For any positive integer $$$x$$$, its $$$m$$$-based representation is a string of digits $$$d_{n - 1} d_{n - 2} \cdots d_1 d_0$$$ where $$$x = \sum_{i = 0}^{n - 1}{d_i m^i}$$$, $$$0 \lt d_{n - 1} \lt m$$$, and $$$\forall_{i = 0, 1, \ldots, n - 2} 0 \leq d_i \lt m$$$.

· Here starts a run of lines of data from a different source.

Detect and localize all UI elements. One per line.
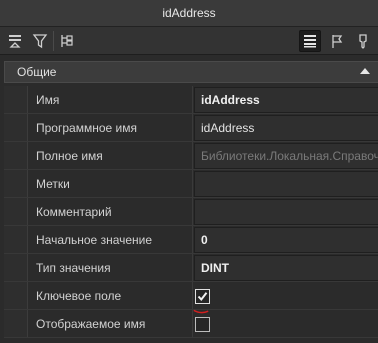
property-row-tags: Метки xyxy=(0,170,378,198)
property-rows: Имя idAddress Программное имя idAddress … xyxy=(0,86,378,338)
property-row-comment: Комментарий xyxy=(0,198,378,226)
property-label: Комментарий xyxy=(36,205,112,219)
property-label: Полное имя xyxy=(36,149,103,163)
tree-icon-button[interactable] xyxy=(56,30,78,52)
property-row-value-type: Тип значения DINT xyxy=(0,254,378,282)
property-label: Отображаемое имя xyxy=(36,317,146,331)
tree-icon xyxy=(61,35,73,47)
tags-field[interactable] xyxy=(194,171,378,197)
window-title: idAddress xyxy=(162,6,216,20)
list-view-icon xyxy=(304,35,316,48)
sort-icon-button[interactable] xyxy=(4,30,26,52)
comment-field[interactable] xyxy=(194,199,378,225)
property-row-key-field: Ключевое поле xyxy=(0,282,378,310)
display-name-cell xyxy=(194,311,378,337)
property-row-display-name: Отображаемое имя xyxy=(0,310,378,338)
property-row-program-name: Программное имя idAddress xyxy=(0,114,378,142)
property-label: Ключевое поле xyxy=(36,289,122,303)
flag-icon-button[interactable] xyxy=(326,30,348,52)
red-annotation-mark xyxy=(193,309,209,314)
section-title: Общие xyxy=(17,65,57,79)
section-header-general[interactable]: Общие xyxy=(4,61,378,83)
filter-icon-button[interactable] xyxy=(29,30,51,52)
property-row-name: Имя idAddress xyxy=(0,86,378,114)
property-label: Программное имя xyxy=(36,121,137,135)
initial-value-field[interactable]: 0 xyxy=(194,227,378,253)
property-row-full-name: Полное имя Библиотеки.Локальная.Справочн… xyxy=(0,142,378,170)
name-field[interactable]: idAddress xyxy=(194,87,378,113)
value-type-field[interactable]: DINT xyxy=(194,255,378,281)
property-label: Начальное значение xyxy=(36,233,153,247)
key-field-checkbox[interactable] xyxy=(195,289,210,304)
pin-icon-button[interactable] xyxy=(352,30,374,52)
property-row-initial-value: Начальное значение 0 xyxy=(0,226,378,254)
key-field-cell xyxy=(194,283,378,309)
property-grid: Общие Имя idAddress Программное имя idAd… xyxy=(0,55,378,343)
flag-icon xyxy=(332,35,343,48)
collapse-arrow-icon[interactable] xyxy=(360,68,370,74)
display-name-checkbox[interactable] xyxy=(195,317,210,332)
property-label: Тип значения xyxy=(36,261,111,275)
window-titlebar: idAddress xyxy=(0,0,378,27)
list-view-icon-button[interactable] xyxy=(299,30,321,52)
pin-icon xyxy=(359,34,367,49)
checkmark-icon xyxy=(197,292,208,302)
full-name-field[interactable]: Библиотеки.Локальная.Справочники xyxy=(194,143,378,169)
sort-icon xyxy=(9,35,21,48)
program-name-field[interactable]: idAddress xyxy=(194,115,378,141)
property-label: Имя xyxy=(36,93,60,107)
filter-icon xyxy=(32,34,48,49)
property-label: Метки xyxy=(36,177,70,191)
toolbar xyxy=(0,27,378,55)
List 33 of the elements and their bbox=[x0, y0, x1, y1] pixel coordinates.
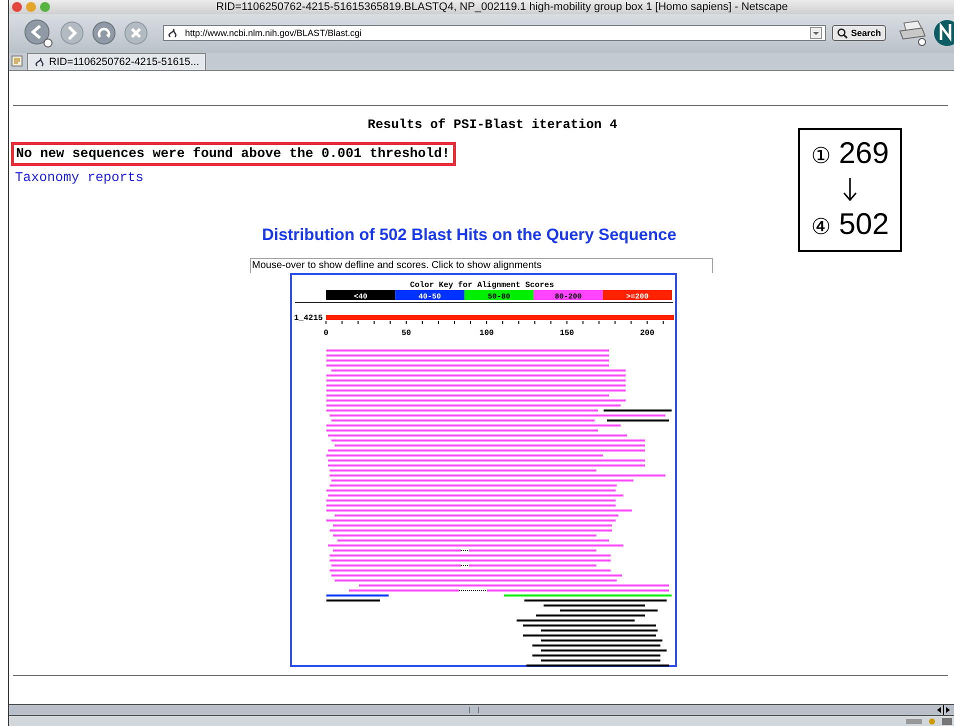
axis-label: 150 bbox=[560, 328, 574, 338]
axis-label: 100 bbox=[479, 328, 494, 338]
circled-number: ① bbox=[811, 142, 831, 171]
hit-count: 269 bbox=[838, 136, 889, 172]
reload-button[interactable] bbox=[91, 20, 117, 46]
bookmark-icon[interactable] bbox=[11, 55, 23, 68]
close-icon[interactable] bbox=[12, 2, 22, 12]
threshold-notice: No new sequences were found above the 0.001 threshold! bbox=[11, 142, 456, 166]
axis-label: 200 bbox=[640, 328, 654, 338]
printer-icon[interactable] bbox=[898, 19, 928, 48]
axis-label: 50 bbox=[402, 328, 412, 338]
browser-tab[interactable]: RID=1106250762-4215-51615... bbox=[27, 52, 206, 70]
horizontal-scrollbar[interactable] bbox=[9, 704, 954, 716]
address-field[interactable]: http://www.ncbi.nlm.nih.gov/BLAST/Blast.cgi bbox=[163, 25, 826, 42]
search-button[interactable]: Search bbox=[832, 25, 886, 42]
color-key-title: Color Key for Alignment Scores bbox=[410, 280, 554, 290]
search-icon bbox=[836, 28, 848, 39]
hint-field[interactable]: Mouse-over to show defline and scores. Click to show alignments bbox=[250, 258, 713, 273]
down-arrow-icon bbox=[843, 178, 857, 202]
circled-number: ④ bbox=[811, 214, 831, 242]
distribution-title: Distribution of 502 Blast Hits on the Query Sequence bbox=[262, 226, 676, 245]
axis-label: 0 bbox=[324, 328, 328, 338]
forward-button[interactable] bbox=[59, 20, 85, 46]
dropdown-icon[interactable] bbox=[810, 27, 822, 40]
status-icon bbox=[904, 716, 954, 726]
taxonomy-link[interactable]: Taxonomy reports bbox=[15, 170, 144, 186]
stop-button[interactable] bbox=[123, 20, 149, 46]
query-label: 1_4215 bbox=[294, 314, 323, 323]
results-heading: Results of PSI-Blast iteration 4 bbox=[366, 116, 618, 132]
window-title: RID=1106250762-4215-51615365819.BLASTQ4, NP_002119.1 high-mobility group box 1 [Homo sapiens] - Netscape bbox=[215, 0, 789, 13]
hit-count: 502 bbox=[838, 206, 889, 243]
back-button[interactable] bbox=[23, 18, 53, 48]
logo-icon[interactable] bbox=[932, 18, 954, 48]
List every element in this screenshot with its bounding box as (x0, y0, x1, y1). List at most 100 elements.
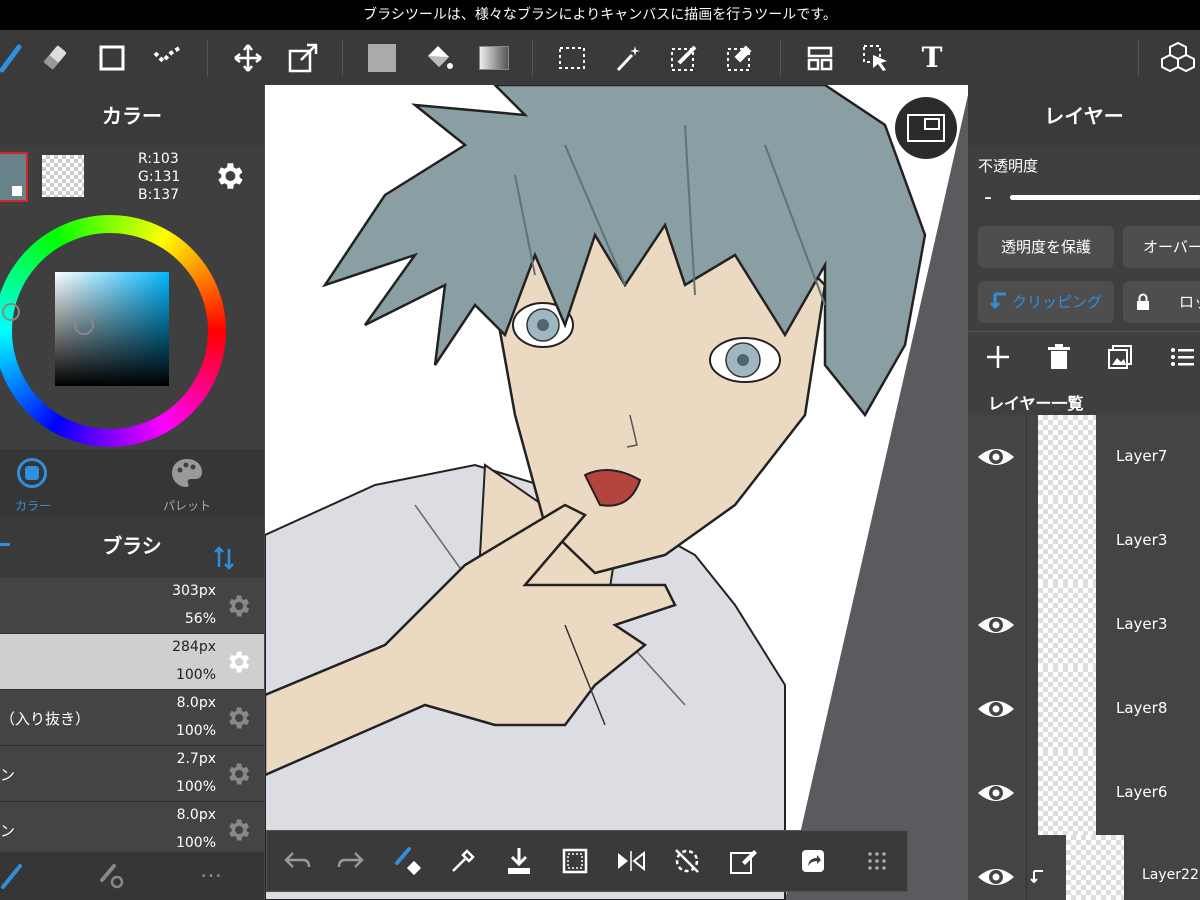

Let $$$\Sigma$$$ be the set of all possible characters. We call that a string $$$S = s_1 s_2 \cdots s_n$$$ matches with a pattern $$$P = p_1 p_2 \cdots p_n$$$ if and only if there exists a mapping function $$$f: \Sigma \to \Sigma$$$ such that $$$\forall_{i = 1, 2, \ldots, n} f(s_i) = p_i$$$ and $$$\forall_{a, b \in \Sigma, a \neq b} f(a) \neq f(b)$$$.

Given an integer $$$m$$$ and a pattern $$$P$$$ consisting of lowercase English letters, find all positive integers in $$$m$$$-based representation that match the pattern, and report their greatest common divisor (GCD) in 10-based representation.

It is guaranteed for each test case that there always exists at least one integer whose $$$m$$$-based representation matches the pattern.